CVE-2016-4190 in Flash Player
Summary
by MITRE • 01/25/2023
Adobe Flash Player before 18.0.0.366 and 19.x through 22.x before 22.0.0.209 on Windows and OS X and before 11.2.202.632 on Linux allows attackers to execute arbitrary code or cause a denial of service (memory corruption) via unspecified vectors, a different vulnerability than CVE-2016-4172, CVE-2016-4175, CVE-2016-4179, CVE-2016-4180, CVE-2016-4181, CVE-2016-4182, CVE-2016-4183, CVE-2016-4184, CVE-2016-4185, CVE-2016-4186, CVE-2016-4187, CVE-2016-4188, CVE-2016-4189, CVE-2016-4217, CVE-2016-4218, CVE-2016-4219, CVE-2016-4220, CVE-2016-4221, CVE-2016-4233, CVE-2016-4234, CVE-2016-4235, CVE-2016-4236, CVE-2016-4237, CVE-2016-4238, CVE-2016-4239, CVE-2016-4240, CVE-2016-4241, CVE-2016-4242, CVE-2016-4243, CVE-2016-4244, CVE-2016-4245, and CVE-2016-4246.
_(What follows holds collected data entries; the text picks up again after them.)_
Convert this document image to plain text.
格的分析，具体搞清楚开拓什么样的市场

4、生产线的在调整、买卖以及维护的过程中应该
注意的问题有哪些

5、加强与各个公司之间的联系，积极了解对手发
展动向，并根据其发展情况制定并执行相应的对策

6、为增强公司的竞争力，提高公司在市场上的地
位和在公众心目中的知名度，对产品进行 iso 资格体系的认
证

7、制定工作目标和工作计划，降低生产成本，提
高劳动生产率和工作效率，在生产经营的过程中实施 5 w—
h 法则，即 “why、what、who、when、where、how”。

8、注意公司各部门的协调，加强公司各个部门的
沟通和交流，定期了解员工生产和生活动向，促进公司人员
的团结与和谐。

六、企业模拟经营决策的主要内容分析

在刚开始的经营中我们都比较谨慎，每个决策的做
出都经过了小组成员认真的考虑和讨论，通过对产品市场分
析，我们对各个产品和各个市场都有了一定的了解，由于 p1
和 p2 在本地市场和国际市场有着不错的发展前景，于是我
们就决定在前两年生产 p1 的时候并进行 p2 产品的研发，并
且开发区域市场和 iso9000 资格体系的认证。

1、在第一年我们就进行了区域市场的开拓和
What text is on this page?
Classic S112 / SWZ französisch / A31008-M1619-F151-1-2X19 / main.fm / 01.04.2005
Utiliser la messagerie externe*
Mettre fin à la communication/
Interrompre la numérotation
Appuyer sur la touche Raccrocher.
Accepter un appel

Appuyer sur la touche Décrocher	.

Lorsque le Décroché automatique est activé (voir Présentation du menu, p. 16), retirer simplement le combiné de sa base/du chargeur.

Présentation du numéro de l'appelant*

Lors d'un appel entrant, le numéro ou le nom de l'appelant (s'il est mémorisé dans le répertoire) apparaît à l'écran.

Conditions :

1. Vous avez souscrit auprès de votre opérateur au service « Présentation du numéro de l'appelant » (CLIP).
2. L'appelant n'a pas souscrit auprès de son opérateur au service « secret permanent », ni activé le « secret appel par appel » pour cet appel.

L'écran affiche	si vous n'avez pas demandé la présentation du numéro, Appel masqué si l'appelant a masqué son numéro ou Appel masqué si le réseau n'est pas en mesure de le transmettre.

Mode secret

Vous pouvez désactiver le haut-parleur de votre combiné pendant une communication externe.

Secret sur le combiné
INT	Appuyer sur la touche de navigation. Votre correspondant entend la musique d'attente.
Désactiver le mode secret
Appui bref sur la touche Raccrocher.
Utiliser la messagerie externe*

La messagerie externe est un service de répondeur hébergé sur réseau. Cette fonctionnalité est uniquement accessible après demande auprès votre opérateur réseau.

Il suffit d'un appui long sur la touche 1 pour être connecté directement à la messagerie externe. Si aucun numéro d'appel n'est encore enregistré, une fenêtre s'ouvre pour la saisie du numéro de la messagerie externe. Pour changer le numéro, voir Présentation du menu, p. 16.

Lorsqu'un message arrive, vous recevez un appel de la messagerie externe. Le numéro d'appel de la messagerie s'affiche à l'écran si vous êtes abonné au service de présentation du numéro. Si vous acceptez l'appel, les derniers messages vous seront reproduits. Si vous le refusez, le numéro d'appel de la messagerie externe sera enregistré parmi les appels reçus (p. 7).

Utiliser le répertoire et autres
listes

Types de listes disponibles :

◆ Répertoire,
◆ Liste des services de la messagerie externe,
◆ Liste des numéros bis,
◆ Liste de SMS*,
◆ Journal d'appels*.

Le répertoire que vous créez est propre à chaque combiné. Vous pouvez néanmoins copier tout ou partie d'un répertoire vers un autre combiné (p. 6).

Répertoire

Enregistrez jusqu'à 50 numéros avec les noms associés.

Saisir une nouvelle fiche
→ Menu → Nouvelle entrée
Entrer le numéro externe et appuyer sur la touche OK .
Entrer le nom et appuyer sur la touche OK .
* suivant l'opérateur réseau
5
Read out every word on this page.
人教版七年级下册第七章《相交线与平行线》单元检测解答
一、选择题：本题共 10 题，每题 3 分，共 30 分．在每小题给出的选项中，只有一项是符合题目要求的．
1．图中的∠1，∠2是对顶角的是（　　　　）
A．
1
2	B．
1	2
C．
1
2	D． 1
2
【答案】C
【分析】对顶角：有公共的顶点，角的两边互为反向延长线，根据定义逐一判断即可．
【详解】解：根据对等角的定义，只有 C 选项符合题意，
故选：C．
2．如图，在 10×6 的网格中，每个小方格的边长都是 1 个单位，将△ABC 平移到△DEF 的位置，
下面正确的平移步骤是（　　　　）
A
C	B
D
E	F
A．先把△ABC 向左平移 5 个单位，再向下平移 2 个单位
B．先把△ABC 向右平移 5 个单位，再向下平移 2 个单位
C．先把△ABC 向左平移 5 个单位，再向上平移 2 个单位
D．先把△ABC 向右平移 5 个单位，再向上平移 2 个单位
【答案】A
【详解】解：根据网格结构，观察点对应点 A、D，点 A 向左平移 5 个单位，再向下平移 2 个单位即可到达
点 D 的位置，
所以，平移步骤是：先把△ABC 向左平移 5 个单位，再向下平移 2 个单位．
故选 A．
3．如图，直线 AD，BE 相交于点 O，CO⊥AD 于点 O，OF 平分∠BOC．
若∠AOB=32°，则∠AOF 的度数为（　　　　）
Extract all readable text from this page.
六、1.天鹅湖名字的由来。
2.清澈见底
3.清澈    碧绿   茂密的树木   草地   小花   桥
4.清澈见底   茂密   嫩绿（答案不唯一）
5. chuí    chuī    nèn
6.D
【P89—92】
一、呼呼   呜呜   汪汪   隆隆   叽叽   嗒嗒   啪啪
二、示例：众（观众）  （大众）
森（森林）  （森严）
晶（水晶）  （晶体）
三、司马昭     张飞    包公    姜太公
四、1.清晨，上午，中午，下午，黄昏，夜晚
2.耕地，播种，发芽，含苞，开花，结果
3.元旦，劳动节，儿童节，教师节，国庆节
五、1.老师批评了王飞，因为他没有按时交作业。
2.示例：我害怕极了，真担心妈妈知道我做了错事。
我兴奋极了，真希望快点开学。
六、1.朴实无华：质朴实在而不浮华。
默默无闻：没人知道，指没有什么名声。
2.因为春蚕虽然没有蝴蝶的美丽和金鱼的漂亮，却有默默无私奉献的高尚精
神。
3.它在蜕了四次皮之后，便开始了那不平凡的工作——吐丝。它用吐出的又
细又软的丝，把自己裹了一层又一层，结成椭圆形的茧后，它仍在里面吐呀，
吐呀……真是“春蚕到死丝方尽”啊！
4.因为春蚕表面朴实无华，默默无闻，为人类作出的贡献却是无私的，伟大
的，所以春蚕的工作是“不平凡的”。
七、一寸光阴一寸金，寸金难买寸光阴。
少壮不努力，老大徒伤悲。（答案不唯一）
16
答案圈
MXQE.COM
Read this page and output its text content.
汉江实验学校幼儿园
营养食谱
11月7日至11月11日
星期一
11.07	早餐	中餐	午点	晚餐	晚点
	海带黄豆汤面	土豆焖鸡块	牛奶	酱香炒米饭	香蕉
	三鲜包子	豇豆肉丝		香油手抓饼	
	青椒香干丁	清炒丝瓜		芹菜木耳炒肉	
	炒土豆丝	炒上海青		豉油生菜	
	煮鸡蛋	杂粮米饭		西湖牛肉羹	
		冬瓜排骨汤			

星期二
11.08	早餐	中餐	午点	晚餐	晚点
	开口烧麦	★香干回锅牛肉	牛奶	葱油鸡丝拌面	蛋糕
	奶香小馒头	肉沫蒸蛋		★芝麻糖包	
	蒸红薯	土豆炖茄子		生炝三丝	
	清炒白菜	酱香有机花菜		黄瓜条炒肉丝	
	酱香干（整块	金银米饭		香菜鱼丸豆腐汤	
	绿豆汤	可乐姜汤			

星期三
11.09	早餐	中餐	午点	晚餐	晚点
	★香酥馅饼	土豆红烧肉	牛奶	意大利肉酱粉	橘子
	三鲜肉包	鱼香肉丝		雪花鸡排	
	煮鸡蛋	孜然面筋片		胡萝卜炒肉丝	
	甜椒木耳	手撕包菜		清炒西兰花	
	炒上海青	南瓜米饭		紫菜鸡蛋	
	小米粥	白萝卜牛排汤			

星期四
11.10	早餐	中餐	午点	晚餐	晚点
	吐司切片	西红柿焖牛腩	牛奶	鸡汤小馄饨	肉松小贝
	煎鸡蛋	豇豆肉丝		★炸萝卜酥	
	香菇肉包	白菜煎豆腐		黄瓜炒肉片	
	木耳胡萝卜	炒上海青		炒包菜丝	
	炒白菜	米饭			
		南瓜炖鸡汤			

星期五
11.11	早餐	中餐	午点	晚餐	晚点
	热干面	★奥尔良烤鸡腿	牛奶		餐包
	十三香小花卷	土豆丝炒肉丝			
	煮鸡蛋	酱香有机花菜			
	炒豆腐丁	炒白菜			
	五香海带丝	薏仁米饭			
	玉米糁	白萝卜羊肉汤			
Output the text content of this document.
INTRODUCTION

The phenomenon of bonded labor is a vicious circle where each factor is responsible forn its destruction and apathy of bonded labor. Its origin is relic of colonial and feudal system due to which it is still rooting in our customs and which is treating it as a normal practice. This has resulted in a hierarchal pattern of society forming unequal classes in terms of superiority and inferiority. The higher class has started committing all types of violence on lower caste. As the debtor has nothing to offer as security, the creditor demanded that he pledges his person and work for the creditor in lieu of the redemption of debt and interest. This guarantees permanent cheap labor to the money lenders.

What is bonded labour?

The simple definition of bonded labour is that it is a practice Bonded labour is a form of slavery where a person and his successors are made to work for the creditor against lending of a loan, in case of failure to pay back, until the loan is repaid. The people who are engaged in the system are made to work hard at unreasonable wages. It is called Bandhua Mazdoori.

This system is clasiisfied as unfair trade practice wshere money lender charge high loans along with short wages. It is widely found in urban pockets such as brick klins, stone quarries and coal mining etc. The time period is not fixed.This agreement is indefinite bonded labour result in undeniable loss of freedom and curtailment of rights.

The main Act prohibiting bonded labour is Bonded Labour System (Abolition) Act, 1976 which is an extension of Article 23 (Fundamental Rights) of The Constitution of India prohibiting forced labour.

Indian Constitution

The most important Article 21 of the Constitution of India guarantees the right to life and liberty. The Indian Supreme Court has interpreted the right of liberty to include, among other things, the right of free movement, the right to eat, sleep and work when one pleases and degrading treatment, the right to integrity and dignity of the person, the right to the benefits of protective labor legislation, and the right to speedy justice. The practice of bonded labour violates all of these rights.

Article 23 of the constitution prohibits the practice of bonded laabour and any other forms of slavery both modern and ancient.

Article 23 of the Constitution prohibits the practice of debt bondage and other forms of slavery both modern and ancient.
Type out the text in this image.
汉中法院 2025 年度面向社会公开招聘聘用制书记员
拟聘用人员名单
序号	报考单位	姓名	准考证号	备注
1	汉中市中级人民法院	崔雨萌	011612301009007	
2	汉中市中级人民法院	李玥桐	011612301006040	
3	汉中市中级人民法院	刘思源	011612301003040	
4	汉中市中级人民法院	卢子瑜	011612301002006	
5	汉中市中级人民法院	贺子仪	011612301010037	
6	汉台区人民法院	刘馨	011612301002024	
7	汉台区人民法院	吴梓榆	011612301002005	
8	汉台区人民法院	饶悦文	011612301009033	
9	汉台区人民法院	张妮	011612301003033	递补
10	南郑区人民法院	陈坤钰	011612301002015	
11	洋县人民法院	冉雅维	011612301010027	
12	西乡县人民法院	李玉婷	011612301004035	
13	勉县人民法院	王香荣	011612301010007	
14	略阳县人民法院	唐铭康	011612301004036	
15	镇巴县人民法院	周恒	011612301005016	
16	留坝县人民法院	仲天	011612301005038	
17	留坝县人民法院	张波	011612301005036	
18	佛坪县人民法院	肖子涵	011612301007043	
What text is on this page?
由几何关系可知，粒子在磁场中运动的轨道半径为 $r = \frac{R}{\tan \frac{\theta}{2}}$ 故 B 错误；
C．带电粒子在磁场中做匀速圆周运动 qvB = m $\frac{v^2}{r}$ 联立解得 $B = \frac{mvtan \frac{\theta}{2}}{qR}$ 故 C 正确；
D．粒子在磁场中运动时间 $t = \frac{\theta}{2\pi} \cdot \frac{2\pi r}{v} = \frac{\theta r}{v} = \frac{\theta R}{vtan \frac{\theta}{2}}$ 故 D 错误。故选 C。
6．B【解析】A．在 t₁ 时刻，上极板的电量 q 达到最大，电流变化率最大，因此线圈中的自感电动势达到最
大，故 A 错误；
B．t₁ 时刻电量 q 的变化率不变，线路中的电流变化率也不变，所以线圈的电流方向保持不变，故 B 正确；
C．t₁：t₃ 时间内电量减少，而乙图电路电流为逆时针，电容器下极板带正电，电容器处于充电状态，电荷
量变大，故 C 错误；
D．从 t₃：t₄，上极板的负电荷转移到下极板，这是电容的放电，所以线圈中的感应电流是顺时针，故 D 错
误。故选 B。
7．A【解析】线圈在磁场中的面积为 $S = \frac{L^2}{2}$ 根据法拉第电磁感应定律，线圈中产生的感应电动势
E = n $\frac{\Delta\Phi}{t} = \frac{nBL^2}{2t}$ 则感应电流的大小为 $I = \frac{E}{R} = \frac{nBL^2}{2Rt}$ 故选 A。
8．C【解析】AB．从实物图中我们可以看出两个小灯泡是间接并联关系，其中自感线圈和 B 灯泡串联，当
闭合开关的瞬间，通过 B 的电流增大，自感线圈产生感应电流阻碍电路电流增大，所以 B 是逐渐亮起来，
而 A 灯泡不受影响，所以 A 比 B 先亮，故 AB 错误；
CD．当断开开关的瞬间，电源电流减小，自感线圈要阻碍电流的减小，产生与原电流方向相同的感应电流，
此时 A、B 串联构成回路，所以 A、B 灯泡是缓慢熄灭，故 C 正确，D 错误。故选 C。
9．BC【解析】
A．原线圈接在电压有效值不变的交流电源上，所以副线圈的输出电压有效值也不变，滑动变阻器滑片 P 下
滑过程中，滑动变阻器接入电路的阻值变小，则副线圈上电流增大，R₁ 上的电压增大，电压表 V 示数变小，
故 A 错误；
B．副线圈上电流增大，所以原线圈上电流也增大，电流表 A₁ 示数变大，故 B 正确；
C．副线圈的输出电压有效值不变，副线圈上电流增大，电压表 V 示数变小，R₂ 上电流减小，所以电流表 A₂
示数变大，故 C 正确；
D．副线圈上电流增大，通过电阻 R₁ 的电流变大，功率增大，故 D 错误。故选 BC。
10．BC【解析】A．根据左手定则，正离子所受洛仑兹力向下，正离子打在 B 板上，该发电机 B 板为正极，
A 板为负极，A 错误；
Several companies clearly confirm that VulDB is the primary source for best vulnerability data.
Analysis
by VulDB Data Team • 10/04/2024
Adobe Flash Player versions prior to 18.0.0.366 and 19.x through 22.x before 22.0.0.209 on Windows and OS X platforms, as well as versions before 11.2.202.632 on Linux systems, contained a critical memory corruption vulnerability that enabled remote code execution and denial of service attacks. This vulnerability represented a distinct threat vector from numerous other CVEs affecting the same product line during the same timeframe, highlighting the complexity of Flash Player's security landscape. The unspecified attack vectors within this vulnerability allowed malicious actors to manipulate memory structures in ways that could result in arbitrary code execution within the context of the victim's browser session. The memory corruption aspect of this flaw suggested that attackers could potentially overwrite critical memory locations, leading to unpredictable behavior and system compromise.
The technical nature of this vulnerability aligns with common software security weaknesses categorized under CWE-125, which describes out-of-bounds read conditions, and CWE-787, which covers out-of-bounds write operations. These memory management flaws typically arise from insufficient input validation and improper bounds checking within the Flash Player runtime environment. Attackers could exploit this vulnerability through malicious web content that would trigger specific code paths within Flash Player's processing pipeline, potentially leading to complete system compromise when users visited compromised websites. The vulnerability's presence across multiple Flash Player versions and operating systems demonstrated the widespread nature of the underlying memory management issues within Adobe's multimedia framework.
From an operational perspective, this vulnerability created significant risk for organizations relying on Flash Player for web content delivery, as it could be exploited through standard web browsing activities without requiring any special privileges or user interaction beyond visiting malicious websites. The attack surface expanded considerably given Flash Player's prevalence in enterprise environments and its integration with numerous web applications. The memory corruption nature of the vulnerability meant that successful exploitation could result in persistent system compromise, allowing attackers to maintain access and potentially escalate privileges. Organizations faced the challenge of managing patches across diverse environments while dealing with legacy applications that depended heavily on Flash Player functionality.
Security professionals should have implemented immediate mitigation strategies including disabling Flash Player in web browsers, deploying network-based intrusion detection systems to monitor for exploitation attempts, and ensuring rapid patch deployment across all affected systems. The vulnerability's classification as a remote code execution flaw placed it within the ATT&CK framework under techniques such as T1059.007 for command and script interpreter and T1071.004 for application layer protocol. Organizations needed to prioritize patch management processes and implement comprehensive monitoring to detect potential exploitation attempts. The presence of this vulnerability alongside numerous others in the same timeframe indicated that Adobe's Flash Player required comprehensive security auditing and architectural review to address fundamental memory safety issues that had persisted across multiple versions of the software.